I am so thankful for the six dozen eggs we have right now. Six dozen! That's so incredible to me, and I simply can not convey - without my listener being able to hear my voice and see my facial expressions - the gratitude I feel.
And I went out today to just look around the garden a bit. Pumpkin will be a staple this winter. The hybrid small pumpkin seeds I purchased from Johnny Seed have done exactly as the package proclaims. Very short vine with LOTS of pumpkins. Even in buckets, these little vines are producing two to five pumpkins each. It's incredible.
We have been so blessed with our garden this year, and even with all of the failures (you're not going to hear about ;), it's been an amazing season here on our nanofarm.
If I were still doing the IDC, I'd say that I planted lettuce. The one bed that's not buried under squash vine had bolted, and so I pulled all of the plants (the ducks, chickens and rabbits were very happy) and reseeded the space with more lettuce.

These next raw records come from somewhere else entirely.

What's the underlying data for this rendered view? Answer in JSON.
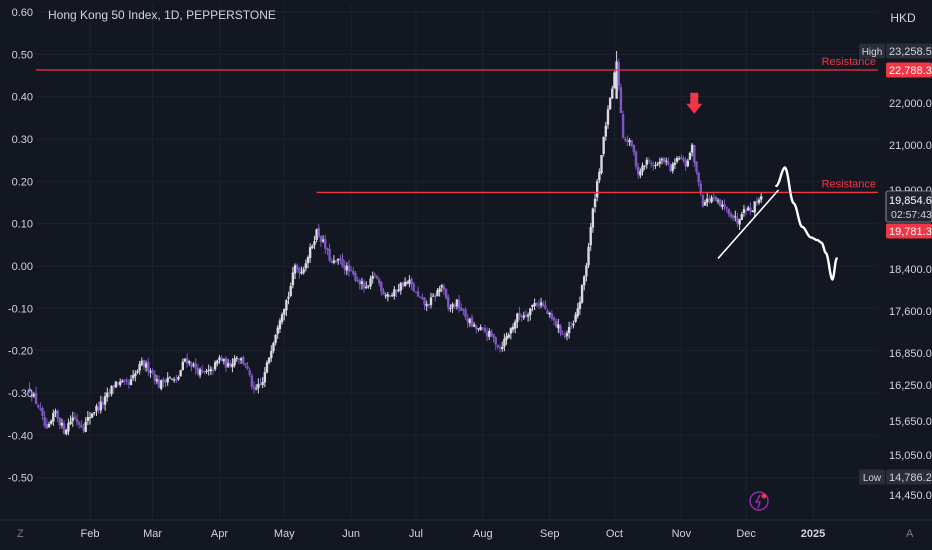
{
  "chart_data": {
    "type": "candlestick",
    "title": "Hong Kong 50 Index, 1D, PEPPERSTONE",
    "currency": "HKD",
    "left_axis": {
      "ticks": [
        0.6,
        0.5,
        0.4,
        0.3,
        0.2,
        0.1,
        0.0,
        -0.1,
        -0.2,
        -0.3,
        -0.4,
        -0.5
      ],
      "tick_labels": [
        "0.60",
        "0.50",
        "0.40",
        "0.30",
        "0.20",
        "0.10",
        "0.00",
        "-0.10",
        "-0.20",
        "-0.30",
        "-0.40",
        "-0.50"
      ],
      "ylim": [
        -0.55,
        0.61
      ]
    },
    "right_axis": {
      "ticks": [
        22000,
        21000,
        19900,
        18400,
        17600,
        16850,
        16250,
        15650,
        15050,
        14450
      ],
      "tick_labels": [
        "22,000.0",
        "21,000.0",
        "19,900.0",
        "18,400.0",
        "17,600.0",
        "16,850.0",
        "16,250.0",
        "15,650.0",
        "15,050.0",
        "14,450.0"
      ]
    },
    "x_axis": {
      "labels": [
        "Feb",
        "Mar",
        "Apr",
        "May",
        "Jun",
        "Jul",
        "Aug",
        "Sep",
        "Oct",
        "Nov",
        "Dec",
        "2025"
      ],
      "label_days": [
        32,
        61,
        92,
        122,
        153,
        183,
        214,
        245,
        275,
        306,
        336,
        367
      ]
    },
    "series": [
      {
        "kind": "ohlc_keyframes",
        "points": [
          {
            "day": 4,
            "close": 16180
          },
          {
            "day": 8,
            "close": 15900
          },
          {
            "day": 12,
            "close": 15450
          },
          {
            "day": 16,
            "close": 15800
          },
          {
            "day": 20,
            "close": 15480
          },
          {
            "day": 24,
            "close": 15720
          },
          {
            "day": 29,
            "close": 15550
          },
          {
            "day": 33,
            "close": 15800
          },
          {
            "day": 38,
            "close": 15950
          },
          {
            "day": 44,
            "close": 16300
          },
          {
            "day": 50,
            "close": 16250
          },
          {
            "day": 56,
            "close": 16650
          },
          {
            "day": 60,
            "close": 16550
          },
          {
            "day": 64,
            "close": 16250
          },
          {
            "day": 68,
            "close": 16400
          },
          {
            "day": 72,
            "close": 16300
          },
          {
            "day": 76,
            "close": 16750
          },
          {
            "day": 80,
            "close": 16600
          },
          {
            "day": 84,
            "close": 16450
          },
          {
            "day": 88,
            "close": 16500
          },
          {
            "day": 92,
            "close": 16750
          },
          {
            "day": 96,
            "close": 16600
          },
          {
            "day": 100,
            "close": 16800
          },
          {
            "day": 104,
            "close": 16650
          },
          {
            "day": 108,
            "close": 16120
          },
          {
            "day": 112,
            "close": 16300
          },
          {
            "day": 116,
            "close": 16950
          },
          {
            "day": 120,
            "close": 17500
          },
          {
            "day": 124,
            "close": 17900
          },
          {
            "day": 127,
            "close": 18450
          },
          {
            "day": 130,
            "close": 18350
          },
          {
            "day": 134,
            "close": 18750
          },
          {
            "day": 137,
            "close": 19120
          },
          {
            "day": 140,
            "close": 18900
          },
          {
            "day": 144,
            "close": 18500
          },
          {
            "day": 148,
            "close": 18550
          },
          {
            "day": 152,
            "close": 18350
          },
          {
            "day": 156,
            "close": 18200
          },
          {
            "day": 160,
            "close": 18000
          },
          {
            "day": 164,
            "close": 18300
          },
          {
            "day": 168,
            "close": 17950
          },
          {
            "day": 172,
            "close": 17900
          },
          {
            "day": 176,
            "close": 18100
          },
          {
            "day": 180,
            "close": 18150
          },
          {
            "day": 184,
            "close": 17850
          },
          {
            "day": 188,
            "close": 17700
          },
          {
            "day": 192,
            "close": 17900
          },
          {
            "day": 195,
            "close": 18100
          },
          {
            "day": 198,
            "close": 17650
          },
          {
            "day": 202,
            "close": 17750
          },
          {
            "day": 206,
            "close": 17500
          },
          {
            "day": 210,
            "close": 17300
          },
          {
            "day": 214,
            "close": 17250
          },
          {
            "day": 218,
            "close": 17150
          },
          {
            "day": 222,
            "close": 16950
          },
          {
            "day": 226,
            "close": 17200
          },
          {
            "day": 230,
            "close": 17500
          },
          {
            "day": 234,
            "close": 17550
          },
          {
            "day": 238,
            "close": 17750
          },
          {
            "day": 241,
            "close": 17750
          },
          {
            "day": 244,
            "close": 17550
          },
          {
            "day": 248,
            "close": 17350
          },
          {
            "day": 252,
            "close": 17150
          },
          {
            "day": 256,
            "close": 17350
          },
          {
            "day": 259,
            "close": 17800
          },
          {
            "day": 262,
            "close": 18500
          },
          {
            "day": 265,
            "close": 19500
          },
          {
            "day": 268,
            "close": 20400
          },
          {
            "day": 271,
            "close": 21500
          },
          {
            "day": 274,
            "close": 22350
          },
          {
            "day": 276,
            "close": 23000
          },
          {
            "day": 279,
            "close": 21200
          },
          {
            "day": 283,
            "close": 21000
          },
          {
            "day": 286,
            "close": 20300
          },
          {
            "day": 290,
            "close": 20600
          },
          {
            "day": 294,
            "close": 20500
          },
          {
            "day": 298,
            "close": 20650
          },
          {
            "day": 301,
            "close": 20400
          },
          {
            "day": 305,
            "close": 20700
          },
          {
            "day": 308,
            "close": 20500
          },
          {
            "day": 311,
            "close": 20950
          },
          {
            "day": 313,
            "close": 20300
          },
          {
            "day": 316,
            "close": 19650
          },
          {
            "day": 320,
            "close": 19750
          },
          {
            "day": 324,
            "close": 19600
          },
          {
            "day": 328,
            "close": 19500
          },
          {
            "day": 332,
            "close": 19300
          },
          {
            "day": 335,
            "close": 19600
          },
          {
            "day": 338,
            "close": 19500
          },
          {
            "day": 341,
            "close": 19700
          },
          {
            "day": 343,
            "close": 19781.3
          }
        ]
      }
    ],
    "resistance_levels": [
      {
        "label": "Resistance",
        "price": 22788.3
      },
      {
        "label": "Resistance",
        "price": 19854.6
      }
    ],
    "arrow_marker": {
      "day": 312,
      "price": 21650,
      "color": "#f23645"
    },
    "projection_path": [
      {
        "day": 350,
        "price": 20000
      },
      {
        "day": 354,
        "price": 20450
      },
      {
        "day": 358,
        "price": 19650
      },
      {
        "day": 362,
        "price": 19200
      },
      {
        "day": 366,
        "price": 19000
      },
      {
        "day": 369,
        "price": 18950
      },
      {
        "day": 371,
        "price": 18900
      },
      {
        "day": 373,
        "price": 18700
      },
      {
        "day": 376,
        "price": 18200
      },
      {
        "day": 378,
        "price": 18600
      }
    ],
    "trendline": {
      "start": {
        "day": 323,
        "price": 18600
      },
      "end": {
        "day": 351,
        "price": 19900
      }
    },
    "price_tags": {
      "high": {
        "label": "High",
        "value": "23,258.5"
      },
      "resistance_price": {
        "value": "22,788.3"
      },
      "last_price": {
        "value": "19,854.6",
        "countdown": "02:57:43"
      },
      "current_price": {
        "value": "19,781.3"
      },
      "low": {
        "label": "Low",
        "value": "14,786.2"
      }
    },
    "colors": {
      "background": "#131722",
      "grid": "#1e2230",
      "up": "#d9dbe1",
      "down": "#7e57c2",
      "resistance": "#f23645",
      "projection": "#ffffff",
      "price_tag": "#f23645",
      "high_low_tag": "#2a2e39",
      "brand": "#9c27b0"
    }
  },
  "ui": {
    "currency_button": "HKD",
    "corner_left": "Z",
    "corner_right": "A"
  }
}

I was going to plant broccoli, but I didn't have any more seeds.
I'd also say that I made sauerkraut today. I had two heads of cabbage from the Farmer's Market, which equaled three quart jars. In about four weeks, we'll have sauerkraut. I can hardly wait. Have I mentioned that I really like sauerkraut? I'm planning to harvest all of the beets and use them in sauerkraut, too. I've never had beet sauerkraut, but I have heard of others who've tried it with great success.
I might also mention that we just purchased three wall sconce oil lamps. It was actually kind of fun walking into the store. We couldn't find them anywhere, and so we walked up to one of the employees to ask. As we approached, he said hello and inquired as to how he might help. I said, "We're looking for wall sconce oil lamps." He stuttered and said that he'd been expecting a question like, "where's the bathroom?" It was funny, and unfortunately, we had to order them, because the store didn't carry them.

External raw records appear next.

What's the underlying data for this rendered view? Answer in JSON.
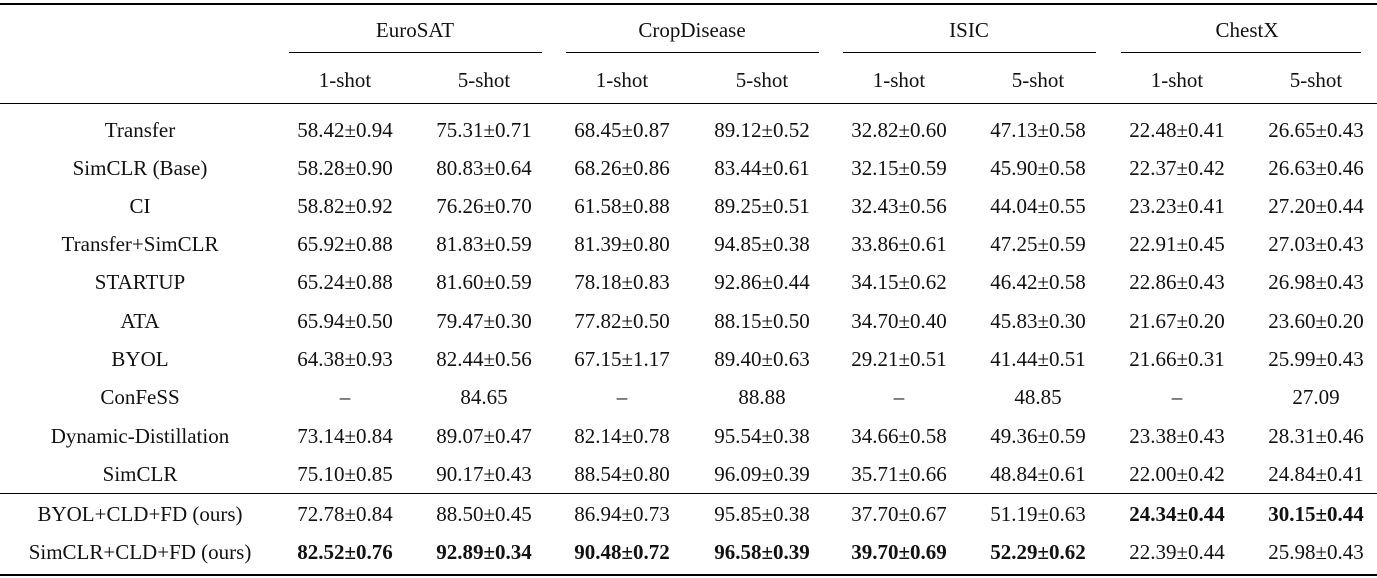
{
  "datasets": [
    "EuroSAT",
    "CropDisease",
    "ISIC",
    "ChestX"
  ],
  "shots": [
    "1-shot",
    "5-shot"
  ],
  "rows": [
    {
      "method": "Transfer",
      "cells": [
        "58.42±0.94",
        "75.31±0.71",
        "68.45±0.87",
        "89.12±0.52",
        "32.82±0.60",
        "47.13±0.58",
        "22.48±0.41",
        "26.65±0.43"
      ],
      "bold": [
        false,
        false,
        false,
        false,
        false,
        false,
        false,
        false
      ]
    },
    {
      "method": "SimCLR (Base)",
      "cells": [
        "58.28±0.90",
        "80.83±0.64",
        "68.26±0.86",
        "83.44±0.61",
        "32.15±0.59",
        "45.90±0.58",
        "22.37±0.42",
        "26.63±0.46"
      ],
      "bold": [
        false,
        false,
        false,
        false,
        false,
        false,
        false,
        false
      ]
    },
    {
      "method": "CI",
      "cells": [
        "58.82±0.92",
        "76.26±0.70",
        "61.58±0.88",
        "89.25±0.51",
        "32.43±0.56",
        "44.04±0.55",
        "23.23±0.41",
        "27.20±0.44"
      ],
      "bold": [
        false,
        false,
        false,
        false,
        false,
        false,
        false,
        false
      ]
    },
    {
      "method": "Transfer+SimCLR",
      "cells": [
        "65.92±0.88",
        "81.83±0.59",
        "81.39±0.80",
        "94.85±0.38",
        "33.86±0.61",
        "47.25±0.59",
        "22.91±0.45",
        "27.03±0.43"
      ],
      "bold": [
        false,
        false,
        false,
        false,
        false,
        false,
        false,
        false
      ]
    },
    {
      "method": "STARTUP",
      "cells": [
        "65.24±0.88",
        "81.60±0.59",
        "78.18±0.83",
        "92.86±0.44",
        "34.15±0.62",
        "46.42±0.58",
        "22.86±0.43",
        "26.98±0.43"
      ],
      "bold": [
        false,
        false,
        false,
        false,
        false,
        false,
        false,
        false
      ]
    },
    {
      "method": "ATA",
      "cells": [
        "65.94±0.50",
        "79.47±0.30",
        "77.82±0.50",
        "88.15±0.50",
        "34.70±0.40",
        "45.83±0.30",
        "21.67±0.20",
        "23.60±0.20"
      ],
      "bold": [
        false,
        false,
        false,
        false,
        false,
        false,
        false,
        false
      ]
    },
    {
      "method": "BYOL",
      "cells": [
        "64.38±0.93",
        "82.44±0.56",
        "67.15±1.17",
        "89.40±0.63",
        "29.21±0.51",
        "41.44±0.51",
        "21.66±0.31",
        "25.99±0.43"
      ],
      "bold": [
        false,
        false,
        false,
        false,
        false,
        false,
        false,
        false
      ]
    },
    {
      "method": "ConFeSS",
      "cells": [
        "–",
        "84.65",
        "–",
        "88.88",
        "–",
        "48.85",
        "–",
        "27.09"
      ],
      "bold": [
        false,
        false,
        false,
        false,
        false,
        false,
        false,
        false
      ]
    },
    {
      "method": "Dynamic-Distillation",
      "cells": [
        "73.14±0.84",
        "89.07±0.47",
        "82.14±0.78",
        "95.54±0.38",
        "34.66±0.58",
        "49.36±0.59",
        "23.38±0.43",
        "28.31±0.46"
      ],
      "bold": [
        false,
        false,
        false,
        false,
        false,
        false,
        false,
        false
      ]
    },
    {
      "method": "SimCLR",
      "cells": [
        "75.10±0.85",
        "90.17±0.43",
        "88.54±0.80",
        "96.09±0.39",
        "35.71±0.66",
        "48.84±0.61",
        "22.00±0.42",
        "24.84±0.41"
      ],
      "bold": [
        false,
        false,
        false,
        false,
        false,
        false,
        false,
        false
      ]
    },
    {
      "method": "BYOL+CLD+FD (ours)",
      "cells": [
        "72.78±0.84",
        "88.50±0.45",
        "86.94±0.73",
        "95.85±0.38",
        "37.70±0.67",
        "51.19±0.63",
        "24.34±0.44",
        "30.15±0.44"
      ],
      "bold": [
        false,
        false,
        false,
        false,
        false,
        false,
        true,
        true
      ]
    },
    {
      "method": "SimCLR+CLD+FD (ours)",
      "cells": [
        "82.52±0.76",
        "92.89±0.34",
        "90.48±0.72",
        "96.58±0.39",
        "39.70±0.69",
        "52.29±0.62",
        "22.39±0.44",
        "25.98±0.43"
      ],
      "bold": [
        true,
        true,
        true,
        true,
        true,
        true,
        false,
        false
      ]
    }
  ]
}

We're experimenting with using non-petroleum based oil for lighting. So far, the best "lamp" we've used is the one Deus Ex Machina made using a canning jar and some cotton thread from the feed sacks. In fact, it provides as much light as our table-top oil lamp filled with kerosene, AND we even roasted marshmallows for S'Mores over the flame.

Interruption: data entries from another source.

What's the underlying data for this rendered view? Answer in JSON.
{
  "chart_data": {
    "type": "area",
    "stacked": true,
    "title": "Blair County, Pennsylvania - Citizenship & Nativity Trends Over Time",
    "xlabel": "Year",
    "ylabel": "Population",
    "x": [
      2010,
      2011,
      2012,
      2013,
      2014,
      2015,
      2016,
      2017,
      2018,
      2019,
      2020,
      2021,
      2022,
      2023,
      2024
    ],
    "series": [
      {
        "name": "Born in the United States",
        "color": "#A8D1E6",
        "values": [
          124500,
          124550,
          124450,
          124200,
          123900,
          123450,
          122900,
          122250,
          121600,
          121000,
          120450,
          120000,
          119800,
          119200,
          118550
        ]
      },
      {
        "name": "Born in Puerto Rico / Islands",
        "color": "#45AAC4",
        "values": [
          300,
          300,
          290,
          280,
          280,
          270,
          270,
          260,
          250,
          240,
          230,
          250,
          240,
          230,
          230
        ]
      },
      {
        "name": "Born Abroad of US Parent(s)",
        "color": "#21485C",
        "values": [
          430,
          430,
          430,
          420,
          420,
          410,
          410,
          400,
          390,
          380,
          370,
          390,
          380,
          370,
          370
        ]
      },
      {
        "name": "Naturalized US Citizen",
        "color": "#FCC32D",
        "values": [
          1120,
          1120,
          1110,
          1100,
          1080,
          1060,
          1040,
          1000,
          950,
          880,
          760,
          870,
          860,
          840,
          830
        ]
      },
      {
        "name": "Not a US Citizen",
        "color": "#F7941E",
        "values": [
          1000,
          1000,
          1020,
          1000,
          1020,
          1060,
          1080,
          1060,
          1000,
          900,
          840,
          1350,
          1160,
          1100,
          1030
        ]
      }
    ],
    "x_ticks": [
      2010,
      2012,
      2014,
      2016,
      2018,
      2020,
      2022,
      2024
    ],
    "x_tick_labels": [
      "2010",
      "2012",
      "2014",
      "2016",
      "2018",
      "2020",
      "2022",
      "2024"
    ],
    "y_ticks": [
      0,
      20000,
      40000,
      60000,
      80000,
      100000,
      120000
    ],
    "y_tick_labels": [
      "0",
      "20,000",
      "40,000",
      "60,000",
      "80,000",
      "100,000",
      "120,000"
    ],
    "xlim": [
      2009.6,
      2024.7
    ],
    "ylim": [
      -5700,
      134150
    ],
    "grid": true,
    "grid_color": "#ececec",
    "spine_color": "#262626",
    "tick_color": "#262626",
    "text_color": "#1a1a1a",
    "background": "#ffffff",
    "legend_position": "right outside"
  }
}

My neighbor asked me the other day if we could sustain ourselves on what we grow. I thought for a second, wondering, could we? I think the answer is yes.
Between the pumpkins and the potatoes, the chickens and the rabbits, what grains we have in the pantry, acorns that we harvest and process in the fall, apples that we'll pick, the frozen berries we've already picked, and any berries that we find, the Jerusalem artichokes that are in the ground, and wild foraging, we could probably make it through the winter and not starve. We'd be more hungry that we are now, and our meals would be rather bland, but we wouldn't starve.
And, thanks to all of the experimenting we've been doing with off-grid lighting, we're pretty confident that in a pinch, we won't be sitting in the dark ;).